Using a Google spreadsheet and the command (=importfeed(“http://search.twitter.com/search.atom?q=huntley”, “”, “”, 20), I searched Twitter for all the tweets mentioning “Huntley” (as opposed to “Ian Huntley”, which would have limited the search to the more formal tweets from news outlets etc. “Huntley” picked up the casual, public point of view)
This created a spreadsheet of the latest 15 tweets containing the word Huntley, which were then copies into Wordle in order to create a WordCloud. This was not a particularly useful or interesting experiment, as it only highlights which words have been used the most – i.e. “Huntley” and “prison” – the more emotive words were used in smaller numbers so were not significant on the cloud.
Instead I decided to analyse how the story was being covered in 2 very different newspapers, The Guardian and the Daily Mail.
Over the past weeks I have been trying and testing several data visualization tools (Tableau, Gliffy, Graphviz) but have been taken with ManyEyes for it’s variety of charts, including analysis of TEXT
Using the Word Tree visualization, I copied the articles to analyse how the documents were structured, and which words followed HUNTLEY in the text. The Guardian’s report followed Huntley with “convicted” “forced to fight for his life” “held at knifepoint” and several basic words whereas the Daily Mails article “was given privileges” “supposed to be under constant surveillance” “lured schoolgirls Holly and Jessica”. This text analysis is a useful tool for clearly seeing how the focus of a report is handled, especially, in this case, when the report is written from 2 different points of view.
Although initially reluctant to do any form of audio due to my radio background (and not wanting to stay within my field), I did decide to explore the world of audio slideshows.
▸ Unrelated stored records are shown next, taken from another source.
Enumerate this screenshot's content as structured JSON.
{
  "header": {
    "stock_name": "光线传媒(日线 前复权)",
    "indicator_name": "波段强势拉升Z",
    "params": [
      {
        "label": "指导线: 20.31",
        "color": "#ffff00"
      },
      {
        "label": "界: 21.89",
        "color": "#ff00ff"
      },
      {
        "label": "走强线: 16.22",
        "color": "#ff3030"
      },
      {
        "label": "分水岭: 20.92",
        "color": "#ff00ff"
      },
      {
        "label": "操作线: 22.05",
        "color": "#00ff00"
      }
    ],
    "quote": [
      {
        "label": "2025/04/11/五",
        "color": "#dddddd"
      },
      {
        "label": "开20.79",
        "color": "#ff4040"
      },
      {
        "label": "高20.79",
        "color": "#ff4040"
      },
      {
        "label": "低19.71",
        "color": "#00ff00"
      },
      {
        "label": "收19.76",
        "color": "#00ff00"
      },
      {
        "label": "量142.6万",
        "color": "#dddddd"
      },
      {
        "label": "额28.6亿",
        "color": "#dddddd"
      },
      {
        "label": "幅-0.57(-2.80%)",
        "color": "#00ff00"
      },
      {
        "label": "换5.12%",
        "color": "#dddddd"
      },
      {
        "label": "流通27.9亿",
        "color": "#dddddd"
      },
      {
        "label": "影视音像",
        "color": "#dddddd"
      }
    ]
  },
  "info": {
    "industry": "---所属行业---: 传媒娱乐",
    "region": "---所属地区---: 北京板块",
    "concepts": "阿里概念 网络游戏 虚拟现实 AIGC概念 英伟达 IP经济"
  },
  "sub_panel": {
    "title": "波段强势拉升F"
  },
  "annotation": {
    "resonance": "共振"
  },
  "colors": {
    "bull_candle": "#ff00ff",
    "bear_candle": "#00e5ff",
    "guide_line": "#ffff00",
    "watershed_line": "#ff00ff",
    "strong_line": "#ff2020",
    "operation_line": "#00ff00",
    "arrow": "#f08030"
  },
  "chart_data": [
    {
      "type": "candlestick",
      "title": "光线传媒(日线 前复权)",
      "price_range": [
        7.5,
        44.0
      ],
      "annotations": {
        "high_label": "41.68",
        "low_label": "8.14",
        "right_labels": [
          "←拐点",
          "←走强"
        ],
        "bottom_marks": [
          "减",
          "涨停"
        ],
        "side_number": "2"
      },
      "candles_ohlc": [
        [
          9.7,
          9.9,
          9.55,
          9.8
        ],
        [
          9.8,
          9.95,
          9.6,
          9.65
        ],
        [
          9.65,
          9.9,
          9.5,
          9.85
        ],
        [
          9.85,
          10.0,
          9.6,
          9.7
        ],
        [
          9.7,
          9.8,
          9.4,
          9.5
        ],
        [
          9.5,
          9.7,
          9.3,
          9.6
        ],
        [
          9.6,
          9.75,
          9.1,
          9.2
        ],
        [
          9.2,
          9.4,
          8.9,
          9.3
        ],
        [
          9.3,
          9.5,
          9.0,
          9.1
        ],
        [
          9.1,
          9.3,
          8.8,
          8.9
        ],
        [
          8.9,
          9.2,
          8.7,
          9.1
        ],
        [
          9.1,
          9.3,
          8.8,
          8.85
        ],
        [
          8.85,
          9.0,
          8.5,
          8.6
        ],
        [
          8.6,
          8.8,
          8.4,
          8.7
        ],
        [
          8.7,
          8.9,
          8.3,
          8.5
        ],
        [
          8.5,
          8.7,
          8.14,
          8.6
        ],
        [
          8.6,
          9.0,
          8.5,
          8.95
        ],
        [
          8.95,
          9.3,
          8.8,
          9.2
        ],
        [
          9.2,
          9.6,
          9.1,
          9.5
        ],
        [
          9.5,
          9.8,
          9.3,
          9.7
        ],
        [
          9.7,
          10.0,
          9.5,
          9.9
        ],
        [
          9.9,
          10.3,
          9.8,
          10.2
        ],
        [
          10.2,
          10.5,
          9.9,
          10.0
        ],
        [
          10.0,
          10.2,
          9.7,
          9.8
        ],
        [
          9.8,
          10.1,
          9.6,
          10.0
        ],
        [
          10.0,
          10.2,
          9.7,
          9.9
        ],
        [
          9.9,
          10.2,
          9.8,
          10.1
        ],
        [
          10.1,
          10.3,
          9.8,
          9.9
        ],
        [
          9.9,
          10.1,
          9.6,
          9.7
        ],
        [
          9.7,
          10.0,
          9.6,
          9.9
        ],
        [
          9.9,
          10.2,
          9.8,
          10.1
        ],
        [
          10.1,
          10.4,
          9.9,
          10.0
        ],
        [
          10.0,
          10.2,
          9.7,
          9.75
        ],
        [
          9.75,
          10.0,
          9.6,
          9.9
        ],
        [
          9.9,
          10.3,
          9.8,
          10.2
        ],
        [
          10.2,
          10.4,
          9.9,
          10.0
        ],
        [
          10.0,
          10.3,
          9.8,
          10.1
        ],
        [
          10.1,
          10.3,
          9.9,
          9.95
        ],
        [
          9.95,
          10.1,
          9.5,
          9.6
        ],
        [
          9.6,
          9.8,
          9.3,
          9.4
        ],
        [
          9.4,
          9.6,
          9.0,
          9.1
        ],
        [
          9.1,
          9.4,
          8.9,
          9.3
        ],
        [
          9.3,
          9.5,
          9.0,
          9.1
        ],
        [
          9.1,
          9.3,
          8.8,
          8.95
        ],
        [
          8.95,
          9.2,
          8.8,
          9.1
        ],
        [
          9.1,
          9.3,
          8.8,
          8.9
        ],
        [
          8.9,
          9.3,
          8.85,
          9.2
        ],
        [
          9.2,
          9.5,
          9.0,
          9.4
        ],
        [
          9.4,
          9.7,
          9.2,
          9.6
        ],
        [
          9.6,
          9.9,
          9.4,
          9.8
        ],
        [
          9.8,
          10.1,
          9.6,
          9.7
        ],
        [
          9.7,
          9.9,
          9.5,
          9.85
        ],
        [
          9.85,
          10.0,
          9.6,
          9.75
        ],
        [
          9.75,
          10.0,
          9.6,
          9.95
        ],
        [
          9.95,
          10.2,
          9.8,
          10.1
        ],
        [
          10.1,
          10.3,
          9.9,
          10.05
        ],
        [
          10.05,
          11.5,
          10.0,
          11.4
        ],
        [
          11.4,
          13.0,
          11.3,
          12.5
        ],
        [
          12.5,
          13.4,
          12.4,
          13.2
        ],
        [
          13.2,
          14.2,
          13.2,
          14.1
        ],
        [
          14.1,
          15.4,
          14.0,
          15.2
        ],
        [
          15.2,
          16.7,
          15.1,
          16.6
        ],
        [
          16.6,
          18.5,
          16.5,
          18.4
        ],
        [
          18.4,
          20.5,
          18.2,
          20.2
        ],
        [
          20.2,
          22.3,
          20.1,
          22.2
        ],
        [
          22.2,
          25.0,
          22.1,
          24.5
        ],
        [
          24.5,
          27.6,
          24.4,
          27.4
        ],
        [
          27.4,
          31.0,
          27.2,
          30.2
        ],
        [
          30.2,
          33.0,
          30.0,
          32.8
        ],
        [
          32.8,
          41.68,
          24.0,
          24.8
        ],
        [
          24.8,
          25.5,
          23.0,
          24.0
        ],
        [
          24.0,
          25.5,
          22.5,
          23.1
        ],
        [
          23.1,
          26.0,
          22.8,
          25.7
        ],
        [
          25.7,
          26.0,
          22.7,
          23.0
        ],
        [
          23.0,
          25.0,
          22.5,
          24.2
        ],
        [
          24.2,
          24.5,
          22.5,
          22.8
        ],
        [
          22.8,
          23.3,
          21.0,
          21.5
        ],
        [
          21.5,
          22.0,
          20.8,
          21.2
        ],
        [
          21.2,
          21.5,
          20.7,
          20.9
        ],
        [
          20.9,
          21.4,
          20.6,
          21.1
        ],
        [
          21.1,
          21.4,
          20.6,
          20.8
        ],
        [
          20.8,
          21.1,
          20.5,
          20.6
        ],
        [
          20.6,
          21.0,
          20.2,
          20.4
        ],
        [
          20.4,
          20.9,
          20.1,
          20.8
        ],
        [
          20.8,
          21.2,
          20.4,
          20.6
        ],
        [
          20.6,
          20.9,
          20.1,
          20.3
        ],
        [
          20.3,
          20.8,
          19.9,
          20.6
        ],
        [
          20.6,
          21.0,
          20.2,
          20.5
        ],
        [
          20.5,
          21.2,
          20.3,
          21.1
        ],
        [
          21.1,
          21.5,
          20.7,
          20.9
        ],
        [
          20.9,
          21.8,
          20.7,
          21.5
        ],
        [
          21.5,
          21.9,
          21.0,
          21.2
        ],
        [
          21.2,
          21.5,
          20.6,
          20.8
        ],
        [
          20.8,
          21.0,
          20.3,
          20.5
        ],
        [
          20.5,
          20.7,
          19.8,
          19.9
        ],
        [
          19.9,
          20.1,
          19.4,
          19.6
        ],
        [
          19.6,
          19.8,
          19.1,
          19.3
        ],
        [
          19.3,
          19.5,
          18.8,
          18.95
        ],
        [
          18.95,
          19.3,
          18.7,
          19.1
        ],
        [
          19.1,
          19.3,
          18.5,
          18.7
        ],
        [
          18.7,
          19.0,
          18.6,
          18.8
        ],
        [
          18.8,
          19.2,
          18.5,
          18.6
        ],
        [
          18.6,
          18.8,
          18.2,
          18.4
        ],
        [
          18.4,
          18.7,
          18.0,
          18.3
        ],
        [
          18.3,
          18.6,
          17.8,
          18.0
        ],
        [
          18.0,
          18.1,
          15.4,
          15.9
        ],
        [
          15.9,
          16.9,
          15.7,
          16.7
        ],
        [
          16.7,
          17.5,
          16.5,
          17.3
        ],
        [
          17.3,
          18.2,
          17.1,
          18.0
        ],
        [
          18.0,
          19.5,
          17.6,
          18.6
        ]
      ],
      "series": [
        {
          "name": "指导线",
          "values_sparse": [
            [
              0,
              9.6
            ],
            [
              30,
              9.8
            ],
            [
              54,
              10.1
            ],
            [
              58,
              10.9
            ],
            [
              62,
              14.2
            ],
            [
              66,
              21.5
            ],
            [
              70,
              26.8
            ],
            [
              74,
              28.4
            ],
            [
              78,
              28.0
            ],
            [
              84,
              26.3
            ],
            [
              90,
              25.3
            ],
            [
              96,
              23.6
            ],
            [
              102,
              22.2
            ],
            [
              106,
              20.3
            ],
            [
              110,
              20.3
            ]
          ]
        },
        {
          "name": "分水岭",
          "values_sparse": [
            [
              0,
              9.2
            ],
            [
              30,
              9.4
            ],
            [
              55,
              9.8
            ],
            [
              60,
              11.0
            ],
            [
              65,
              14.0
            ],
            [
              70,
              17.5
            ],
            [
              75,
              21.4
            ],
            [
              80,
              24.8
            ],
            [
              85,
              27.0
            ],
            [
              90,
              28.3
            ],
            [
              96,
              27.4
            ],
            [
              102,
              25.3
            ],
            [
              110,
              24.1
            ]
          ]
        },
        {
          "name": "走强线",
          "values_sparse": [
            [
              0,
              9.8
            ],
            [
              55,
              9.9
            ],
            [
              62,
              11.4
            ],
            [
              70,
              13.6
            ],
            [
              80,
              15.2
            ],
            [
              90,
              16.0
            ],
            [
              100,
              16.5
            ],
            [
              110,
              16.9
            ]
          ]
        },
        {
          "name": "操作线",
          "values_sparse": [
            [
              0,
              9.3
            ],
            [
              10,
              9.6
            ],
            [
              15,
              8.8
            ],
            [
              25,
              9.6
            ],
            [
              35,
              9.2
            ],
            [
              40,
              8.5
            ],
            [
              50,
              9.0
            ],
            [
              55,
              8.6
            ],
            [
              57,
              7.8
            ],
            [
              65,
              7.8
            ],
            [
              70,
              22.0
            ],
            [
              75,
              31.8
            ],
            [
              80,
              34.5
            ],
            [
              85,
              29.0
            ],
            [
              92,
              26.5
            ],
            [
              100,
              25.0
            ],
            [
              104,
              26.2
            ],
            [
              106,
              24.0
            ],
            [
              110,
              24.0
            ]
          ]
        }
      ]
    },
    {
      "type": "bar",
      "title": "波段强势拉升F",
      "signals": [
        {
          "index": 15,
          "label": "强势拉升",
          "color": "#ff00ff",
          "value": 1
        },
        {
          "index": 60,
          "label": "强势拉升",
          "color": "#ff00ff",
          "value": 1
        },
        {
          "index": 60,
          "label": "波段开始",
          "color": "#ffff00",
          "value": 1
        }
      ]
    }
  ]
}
There are several effective examples of this, and I was impressed by the ability to create emotion through slow moving images (e.g. Duckrabbits). However, I wasn’t personally interested in following the documentary style, instead looking into the possibility of enhancing something that would normally take a simple audio form – a music news bulletin.
With my background in radio I could quickly produce an audio bulletin, and spend the time learning about using images and transitions.
However, sourcing the images legally was of concern to me and whilst images on Flickr via CreativeCommons – is an option, most of the pictures were taken at live shows from a distance, and were not suitable for this project.
Stock photograph websites do not carry celebrity shots and official press shots are hard to come by if their star is in the news for the wrong reasons.
Unfortunately it came back to a simple Google Image search and making use of the relevant pictures that provided.
The images had to be relatively close-up, of good quality and should supplement the story. For example the image of Pete Doherty with the policeman and Damon Albarn with the cigarette were obvious choices, considering the subject matter.
As an editor, Windows Movie Maker offers a range of movement and transition options for the images. Movement over and between the pictures added to the story – for example, zooming in on the eyes of Robin Whitehead, the heiress and filmmaker found dead in a London flat. This gave the impression of sadness and tragedy. There was also humour by using pictures to highlight the fact that the lead singer of Killswitch Engage has the same name as 80’s pop star Howard Jones.
This process took around an hour and a half in total, from writing the bulletin to having finished uploaded piece.
I would like to try to bring more humour into the report, along the lines of Rocketboom, otherwise this will simply be mimicking TV 60 second news style report, with images instead of video.
I would very much like to pursue this project on a regular basis (maybe even daily) but without access to good quality photographs legally, I do not believe it is possible.